O 7 de Outubro também frustrou a complacência dos EUA e da Europa. Muitos acontecimentos nos últimos seis ou sete anos obscureceram a questão dos palestinianos. A guerra na Ucrânia foi obviamente o acontecimento principal. Mas mesmo quando a atenção foi dada ao Médio Oriente, esta centrou-se noutros assuntos. O Irão e a sua influência no Iraque, a tensão entre este país e a Arábia Saudita e os Estados do Golfo. Houve tentativas nos últimos anos de contornar a questão da ocupação israelita da Cisjordânia e do seu cerco virtual a Gaza. A última tentativa foi ostensivamente batizada de “Acordos de Abraão”. Isso – aparentemente um produto do cérebro do renomado especialista em Oriente Médio Jared Kushner – foi uma das vítimas de 7 de outubro.

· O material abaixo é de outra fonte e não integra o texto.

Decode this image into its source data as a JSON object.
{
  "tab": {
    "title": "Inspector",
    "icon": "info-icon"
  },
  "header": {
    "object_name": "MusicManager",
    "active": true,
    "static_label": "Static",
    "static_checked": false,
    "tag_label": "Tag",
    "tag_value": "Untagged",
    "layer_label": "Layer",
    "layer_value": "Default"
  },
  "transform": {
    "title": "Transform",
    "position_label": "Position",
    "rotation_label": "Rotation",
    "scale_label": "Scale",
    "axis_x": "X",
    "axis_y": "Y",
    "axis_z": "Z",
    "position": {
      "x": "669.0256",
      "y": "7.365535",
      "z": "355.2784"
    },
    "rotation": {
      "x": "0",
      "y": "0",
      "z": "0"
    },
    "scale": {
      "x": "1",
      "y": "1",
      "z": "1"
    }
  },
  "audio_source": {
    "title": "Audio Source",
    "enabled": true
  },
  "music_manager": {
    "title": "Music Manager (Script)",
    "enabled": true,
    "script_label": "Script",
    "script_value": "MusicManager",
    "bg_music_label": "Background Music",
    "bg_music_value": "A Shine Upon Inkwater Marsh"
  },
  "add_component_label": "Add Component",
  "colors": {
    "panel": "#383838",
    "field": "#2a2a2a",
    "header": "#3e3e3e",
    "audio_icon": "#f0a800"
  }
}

Depois das mil e duzentas pessoas massacradas pelo Hamas em 7 de Outubro, as vítimas seguintes foram as reputações quase divinas das FDI e da Mossad e dos seus primos na inteligência israelita. Para ser justo, houve alguns membros do sistema de inteligência israelense que pressentiram que algo poderia estar acontecendo. A inteligência militar israelense Aman alertou Netanyahu que as divisões na sociedade israelense causadas pelas “reformas judiciais” de Netanyahu poderiam encorajar um ataque do Hamas ou do Hezbollah. Mas, aparentemente, os generais israelitas eram tão cegos como Netanyahu, cuja primeira prioridade – tal como o seu homólogo americano – é permanecer fora da prisão.
Este fracasso explica a gravidade do ataque israelita a Gaza. Netanyahu e os militares israelitas tentaram obscurecer o seu enorme fracasso com uma enorme demonstração de poder de fogo que provavelmente nas suas fases iniciais causou poucos danos ao Hamas – afinal, se tivessem tido boas informações de inteligência antes de 7 de Outubro, presumivelmente com a sua enorme vantagem na poder de fogo, eles teriam evitado isso. Também foram prejudicados os alardeados serviços de inteligência de Israel – Shin Bet, Mossad et al.
Para Israel, o ataque do Hamas em 7 de Outubro foi comparado ao 11 de Setembro para os EUA. Mas há uma diferença significativa. Embora a intromissão e os erros dos EUA no Médio Oriente tenham criado a Al-Qaeda, ninguém jamais pensou que George W Bush tentasse criar a Al-Qaeda. Não é assim com Netanyahu.
Está bem documentado que ele e outros no Likud ajudaram a criar o Hamas, deram-lhe apoio financeiro a fim de fracturar os palestinianos para que o Likud e outros partidos israelitas de direita que se opunham a qualquer Estado palestiniano pudessem alegar que não tinham nenhum partido com quem negociar. . Isto foi simplesmente uma táctica de adiamento enquanto os colonatos israelitas se espalhavam por toda a Cisjordânia. Mas em 7 de Outubro, a loucura da conivência de Netanyahu na criação do Hamas foi perdida para a maioria dos israelitas nas brumas do tempo. Como ele era inteligente até deixar de ser.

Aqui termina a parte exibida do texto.